System messages set persistent behaviour and tone. Often the highest-leverage edit you can make.
User messages are the human input.
Assistant messages are prior model responses (for multi-turn) or examples (for few-shot).

Streaming

Responses can be streamed token-by-token via Server-Sent Events. The first token typically arrives in 200-800ms; the rest stream as generated. Always stream user-facing chat — it dramatically improves perceived responsiveness.

Function Calling / Tool Use

Modern models can emit structured output the caller interprets:

{
  "tools": [{
    "name": "get_weather",
    "description": "Get current weather for a city",
    "input_schema": {
      "type": "object",
      "properties": { "city": { "type": "string" } },
      "required": ["city"]
    }
  }],
  "messages": [{ "role": "user", "content": "What's the weather in Paris?" }]
}

The model returns a tool-use message: {"tool": "get_weather", "input": {"city": "Paris"}}. Your code executes the function, sends the result back, the model produces the user-facing answer. This is how agents work — covered in detail in lesson 4.

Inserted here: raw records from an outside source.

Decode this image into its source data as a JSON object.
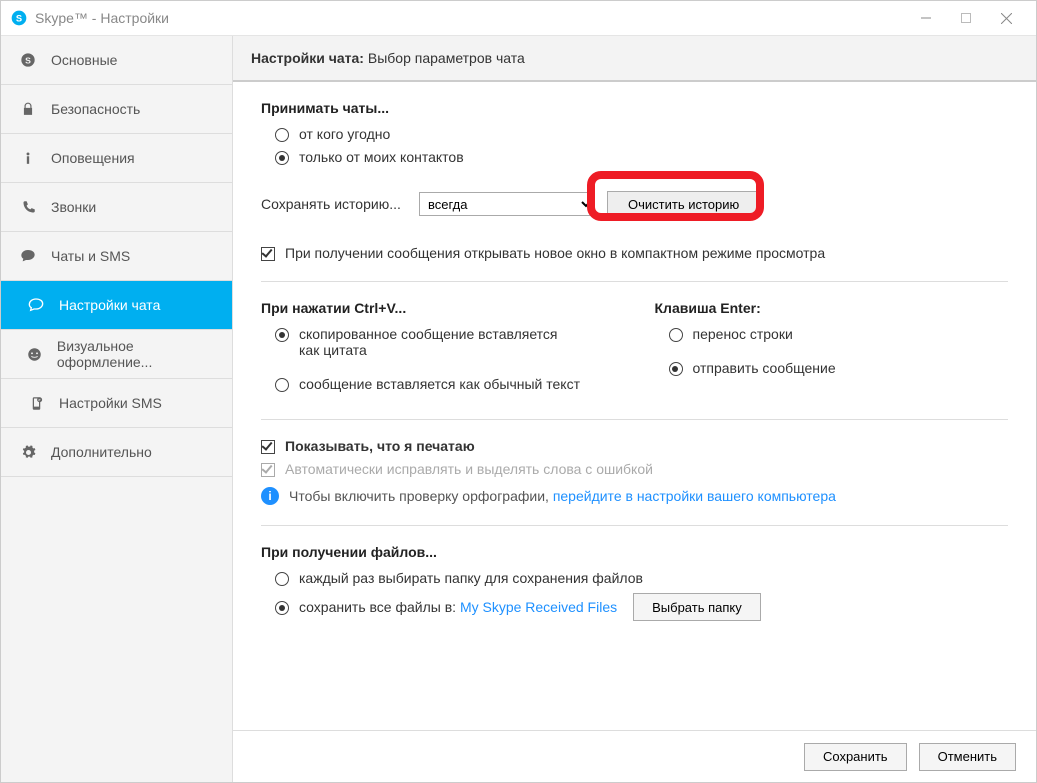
{
  "window_title": "Skype™ - Настройки",
  "sidebar": {
    "items": [
      {
        "label": "Основные"
      },
      {
        "label": "Безопасность"
      },
      {
        "label": "Оповещения"
      },
      {
        "label": "Звонки"
      },
      {
        "label": "Чаты и SMS"
      },
      {
        "label": "Настройки чата"
      },
      {
        "label": "Визуальное оформление..."
      },
      {
        "label": "Настройки SMS"
      },
      {
        "label": "Дополнительно"
      }
    ]
  },
  "header": {
    "title_bold": "Настройки чата:",
    "title_rest": " Выбор параметров чата"
  },
  "accept_chats": {
    "title": "Принимать чаты...",
    "opt_anyone": "от кого угодно",
    "opt_contacts": "только от моих контактов"
  },
  "history": {
    "label": "Сохранять историю...",
    "selected": "всегда",
    "clear_btn": "Очистить историю"
  },
  "open_new_window": "При получении сообщения открывать новое окно в компактном режиме просмотра",
  "ctrlv": {
    "title": "При нажатии Ctrl+V...",
    "opt_quote": "скопированное сообщение вставляется как цитата",
    "opt_plain": "сообщение вставляется как обычный текст"
  },
  "enter": {
    "title": "Клавиша Enter:",
    "opt_newline": "перенос строки",
    "opt_send": "отправить сообщение"
  },
  "typing": {
    "show_typing": "Показывать, что я печатаю",
    "autocorrect": "Автоматически исправлять и выделять слова с ошибкой",
    "info_text": "Чтобы включить проверку орфографии, ",
    "info_link": "перейдите в настройки вашего компьютера"
  },
  "files": {
    "title": "При получении файлов...",
    "opt_ask": "каждый раз выбирать папку для сохранения файлов",
    "opt_save_prefix": "сохранить все файлы в: ",
    "opt_save_link": "My Skype Received Files",
    "choose_btn": "Выбрать папку"
  },
  "footer": {
    "save": "Сохранить",
    "cancel": "Отменить"
  }
}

JSON Mode and Structured Outputs

For machine-readable outputs without tools, use structured outputs / JSON mode. The model is constrained to emit valid JSON matching a schema you supply. Reliability is dramatically higher than relying on prompt-only instructions like "respond with JSON".

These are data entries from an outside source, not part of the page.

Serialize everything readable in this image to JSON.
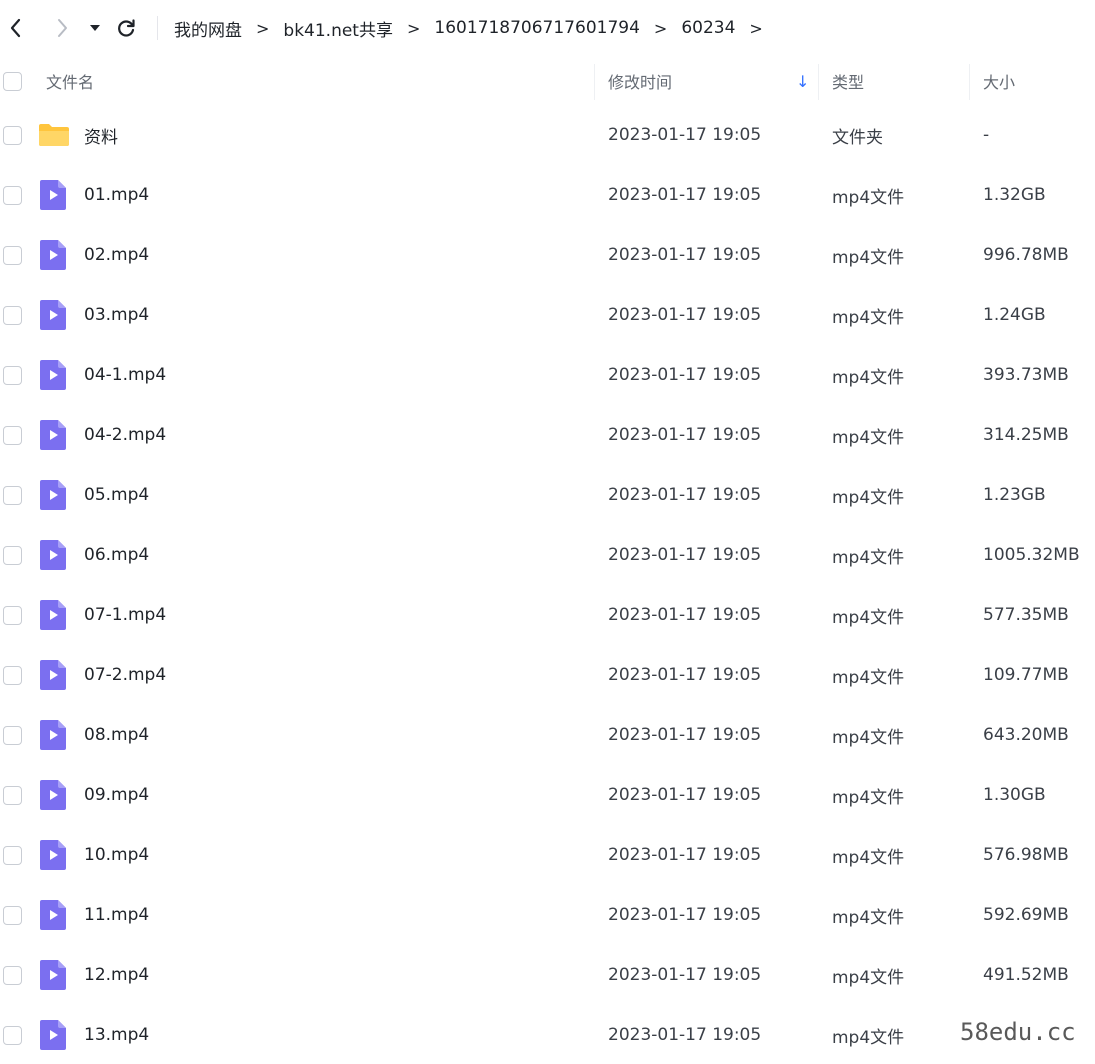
{
  "toolbar": {
    "back_icon": "chevron-left-icon",
    "forward_icon": "chevron-right-icon",
    "history_icon": "caret-down-icon",
    "refresh_icon": "refresh-icon"
  },
  "breadcrumb": {
    "items": [
      "我的网盘",
      "bk41.net共享",
      "1601718706717601794",
      "60234"
    ],
    "separator": ">"
  },
  "header": {
    "name": "文件名",
    "modified": "修改时间",
    "sort_icon": "arrow-down-icon",
    "sort_indicator": "↓",
    "type": "类型",
    "size": "大小"
  },
  "colors": {
    "accent": "#3370ff",
    "folder": "#ffc53d",
    "video_icon": "#7b6ff0"
  },
  "files": [
    {
      "name": "资料",
      "icon": "folder-icon",
      "modified": "2023-01-17 19:05",
      "type": "文件夹",
      "size": "-"
    },
    {
      "name": "01.mp4",
      "icon": "video-file-icon",
      "modified": "2023-01-17 19:05",
      "type": "mp4文件",
      "size": "1.32GB"
    },
    {
      "name": "02.mp4",
      "icon": "video-file-icon",
      "modified": "2023-01-17 19:05",
      "type": "mp4文件",
      "size": "996.78MB"
    },
    {
      "name": "03.mp4",
      "icon": "video-file-icon",
      "modified": "2023-01-17 19:05",
      "type": "mp4文件",
      "size": "1.24GB"
    },
    {
      "name": "04-1.mp4",
      "icon": "video-file-icon",
      "modified": "2023-01-17 19:05",
      "type": "mp4文件",
      "size": "393.73MB"
    },
    {
      "name": "04-2.mp4",
      "icon": "video-file-icon",
      "modified": "2023-01-17 19:05",
      "type": "mp4文件",
      "size": "314.25MB"
    },
    {
      "name": "05.mp4",
      "icon": "video-file-icon",
      "modified": "2023-01-17 19:05",
      "type": "mp4文件",
      "size": "1.23GB"
    },
    {
      "name": "06.mp4",
      "icon": "video-file-icon",
      "modified": "2023-01-17 19:05",
      "type": "mp4文件",
      "size": "1005.32MB"
    },
    {
      "name": "07-1.mp4",
      "icon": "video-file-icon",
      "modified": "2023-01-17 19:05",
      "type": "mp4文件",
      "size": "577.35MB"
    },
    {
      "name": "07-2.mp4",
      "icon": "video-file-icon",
      "modified": "2023-01-17 19:05",
      "type": "mp4文件",
      "size": "109.77MB"
    },
    {
      "name": "08.mp4",
      "icon": "video-file-icon",
      "modified": "2023-01-17 19:05",
      "type": "mp4文件",
      "size": "643.20MB"
    },
    {
      "name": "09.mp4",
      "icon": "video-file-icon",
      "modified": "2023-01-17 19:05",
      "type": "mp4文件",
      "size": "1.30GB"
    },
    {
      "name": "10.mp4",
      "icon": "video-file-icon",
      "modified": "2023-01-17 19:05",
      "type": "mp4文件",
      "size": "576.98MB"
    },
    {
      "name": "11.mp4",
      "icon": "video-file-icon",
      "modified": "2023-01-17 19:05",
      "type": "mp4文件",
      "size": "592.69MB"
    },
    {
      "name": "12.mp4",
      "icon": "video-file-icon",
      "modified": "2023-01-17 19:05",
      "type": "mp4文件",
      "size": "491.52MB"
    },
    {
      "name": "13.mp4",
      "icon": "video-file-icon",
      "modified": "2023-01-17 19:05",
      "type": "mp4文件",
      "size": "-"
    }
  ],
  "watermark": "58edu.cc"
}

The Practical Implications

Knowing the above, certain behaviours stop feeling magical:

Why prompts work: They are the conditioning context for next-token prediction; better prompts produce better distributions to sample from
Why repetition happens: Without frequency/presence penalty, the model can drift into "loops" where high-probability tokens reinforce themselves
Why long inputs degrade: Attention is finite; lost-in-the-middle is a known phenomenon
Why hallucinations happen: The model samples from a probability distribution; "I don't know" is just another token sequence, often less likely than a confident-sounding wrong answer
Why determinism is hard: Sampling involves a random seed; even temperature=0 has provider-side non-determinism (batching, quantisation)

Armed with this model of the model, the next lesson — actual prompt engineering — will feel less like incantation and more like engineering.